As a musician himself, Aaron provides an expert analysis of The Cars’ many successful singles and albums, charting the influence of artists like Suicide, Kraftwerk, the Modern Lovers, the Velvets, and even Giorgio Moroder on their ever-evolving “familiar and futurist” sound.” The author also doesn’t shy away from airing criticisms of the band. The Cars were perceived as a very dull live act, which led Ric to withdraw from the road and concentrate on producing outside artists, something that would play a role in the band’s eventual breakup, along with his insistence on being The Cars’ sole songwriter. He also discusses the trashing they received with their debut from the British press, with one critic labeling them “a pre-fab New Wave cash-in.” In another music weekly, Jam/Style Council frontman Paul Weller said of their hit, “My Best Friend’s Girl,” that readers should “melt their copies and use them as ashtrays.” Even with Ric’s oddball looks, the band greatly benefited from the launch of MTV, winning the first “Video of the Year” award for “You Might Think” from their most successful album, Heartbeat City.

Like many driven careerists, Ric’s family would take the backseat to his rock ‘n roll dreams. He had two broken marriages and two sets of sons whose growing years he largely missed before starting another family with Porizkova. And even that marriage would fail mainly because of his workaholic ways and the endless hours he spent in his home studios in New York City and the Hudson Valley. 

Aaron provides a blow-by-blow account of the band’s dissolution, their brief reunion, the short-lived Ocasek-less New Cars with Todd Rundgren and Ric’s seven solo albums, as well as his many outside productions. In his solo career, Ric indulged many of his less-than-commercial influences and, therefore, rarely threatened to reach the top of the pop charts. At the same time, his production work would span from the obscure, including solo albums by his good friends and influences Alan Vega of Suicide and Jonathan Richmond, to Weezer’s multiplatinum commercial debut. A central focus of Aaron’s book is Ocasek’s complicated relationship with his longtime collaborator Ben Orr. It was Orr’s rare lead vocal on a single that would lead to their biggest chart and streaming success, the ballad “Drive” from Heartbeat City

At the end of his life, Ocasek’s retreat from the public eye deepened.  He secretly battled heart issues, emphysema, and, ultimately, lung cancer.  Being true to his beatnik self, he would publish a book of poetry and turn to painting, exhibiting his work at his son’s gallery in Ohio in 2009.  When he passed in September 2019, his age was initially reported as 70, before it was later corrected to 75.
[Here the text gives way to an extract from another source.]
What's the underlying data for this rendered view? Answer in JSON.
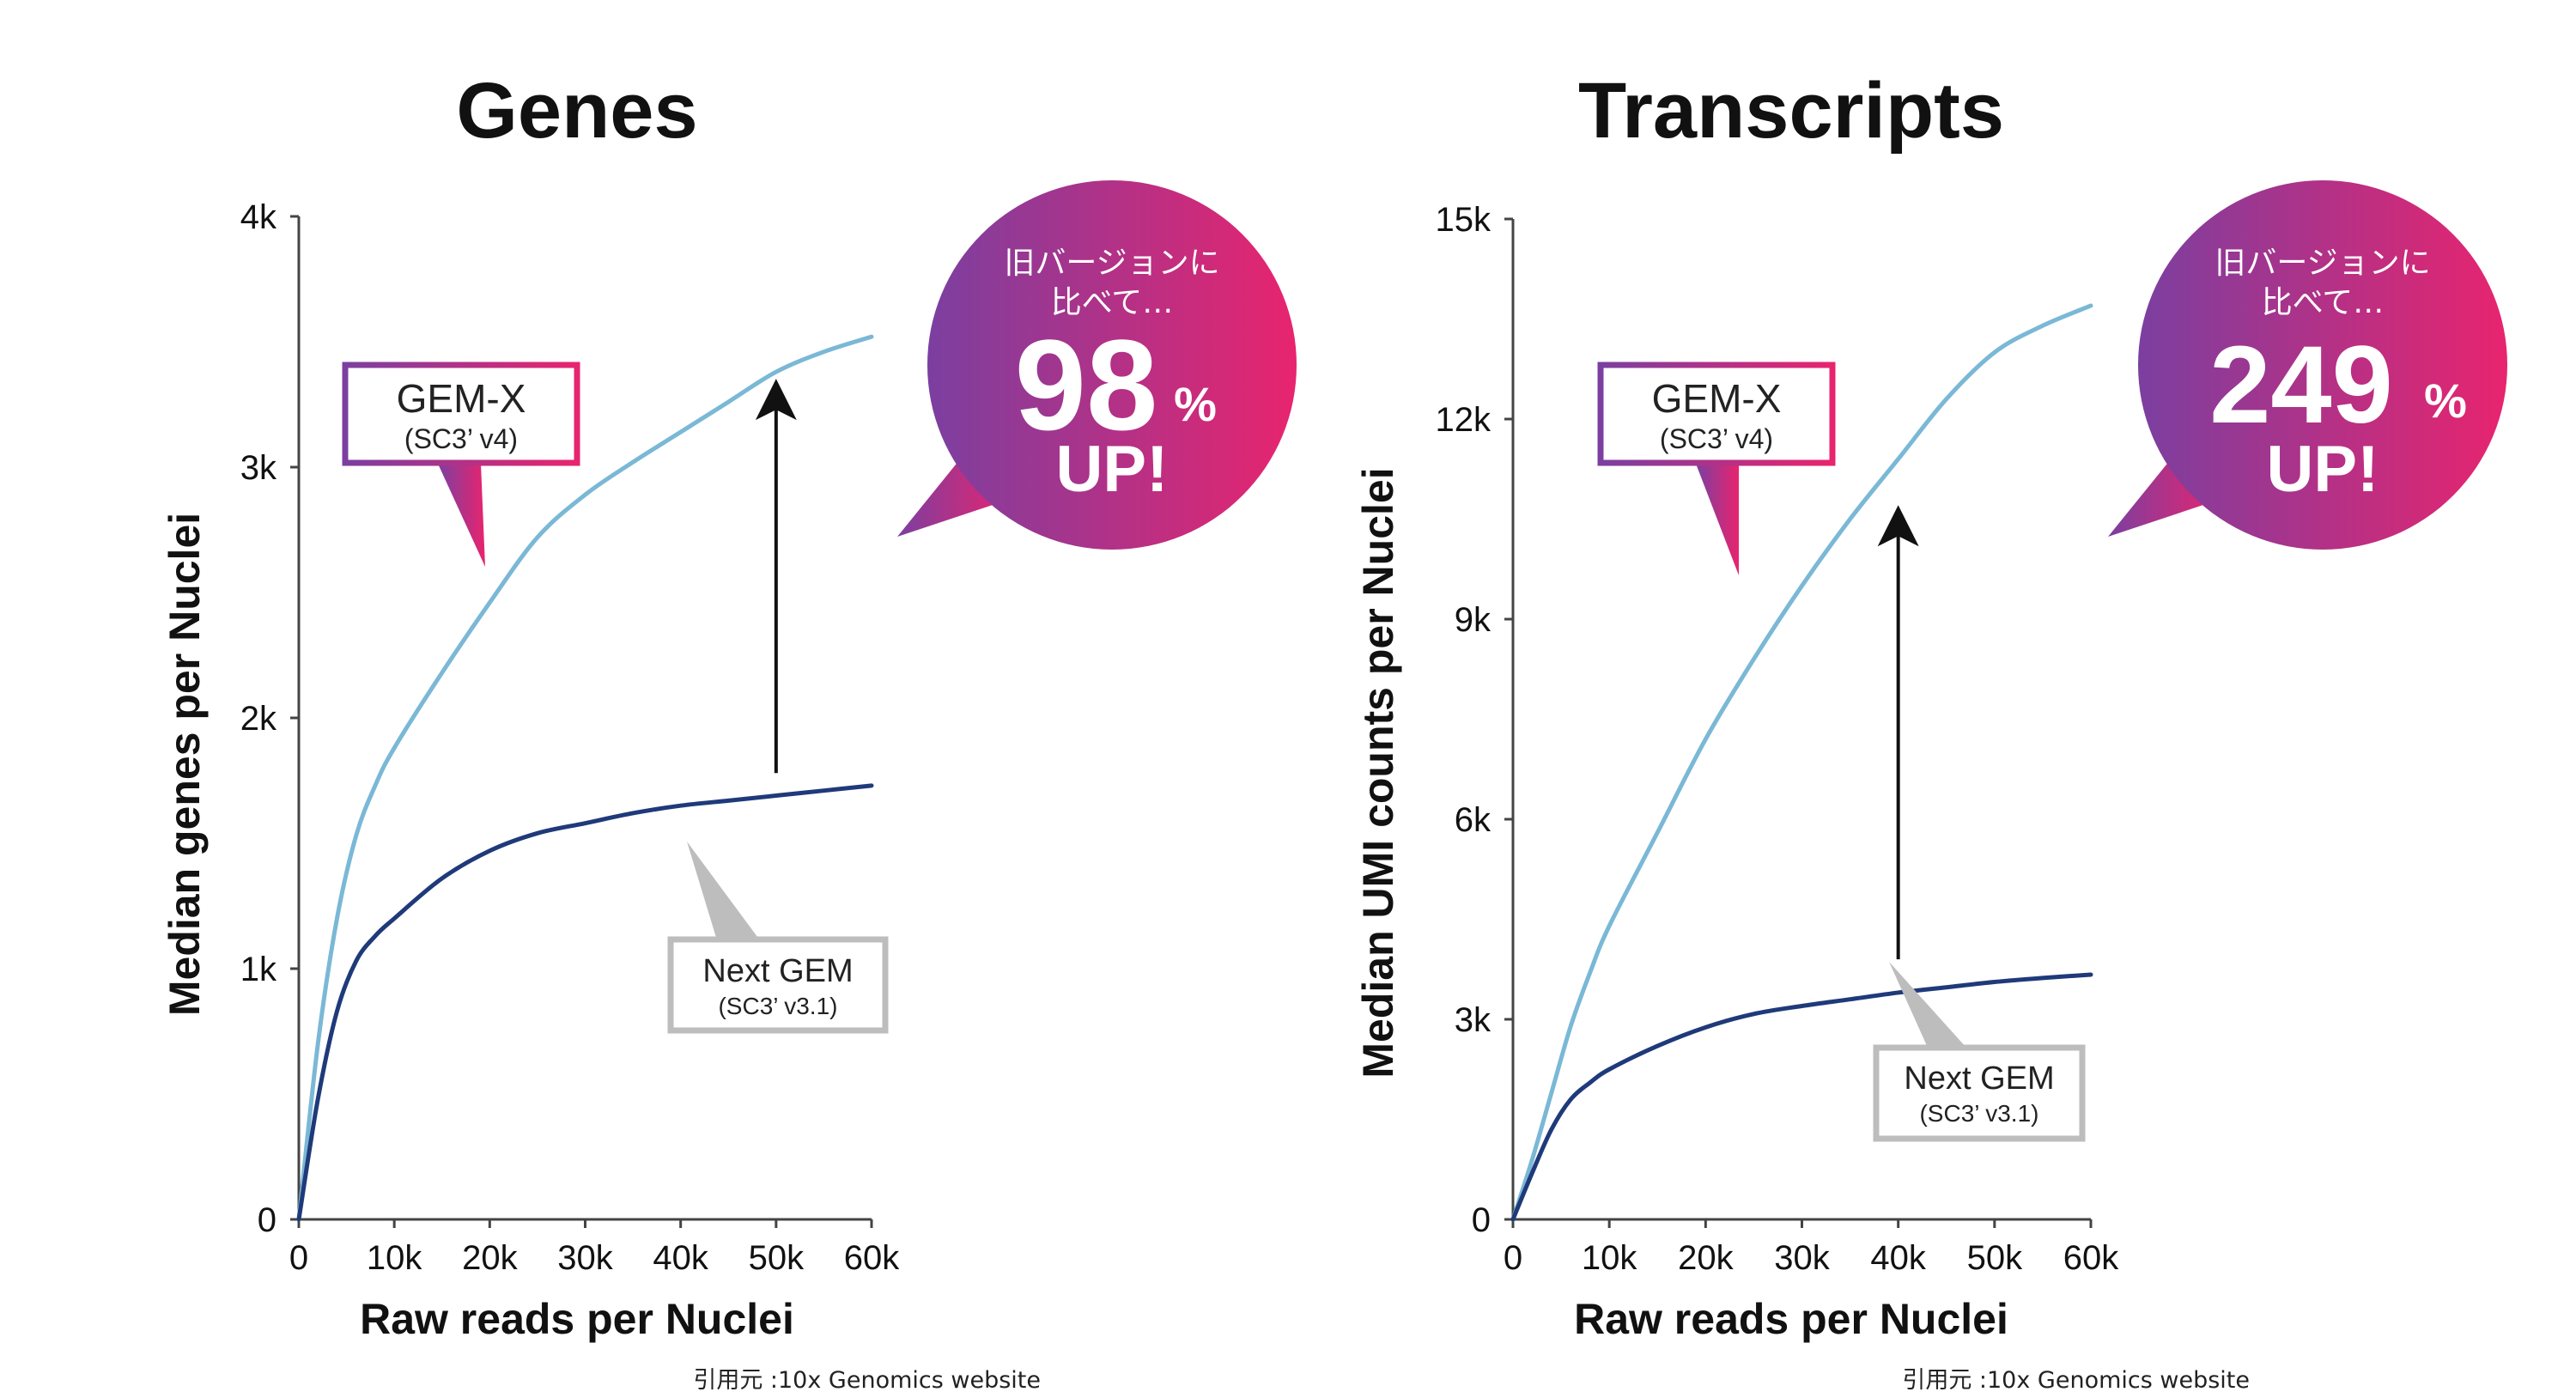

As someone who really only knew Ocasek and The Cars from their radio hits, I found Aaron’s book a true eye-opener, an indispensable doorway into the mind of a musician with a far deeper well of influences and artistic expressions than I realized. It is a story told with a musician’s eye for the details that matter most about his sonic art, and with a sympathetic understanding of the true nature of, and the many complications that come with, leading a driven creative life.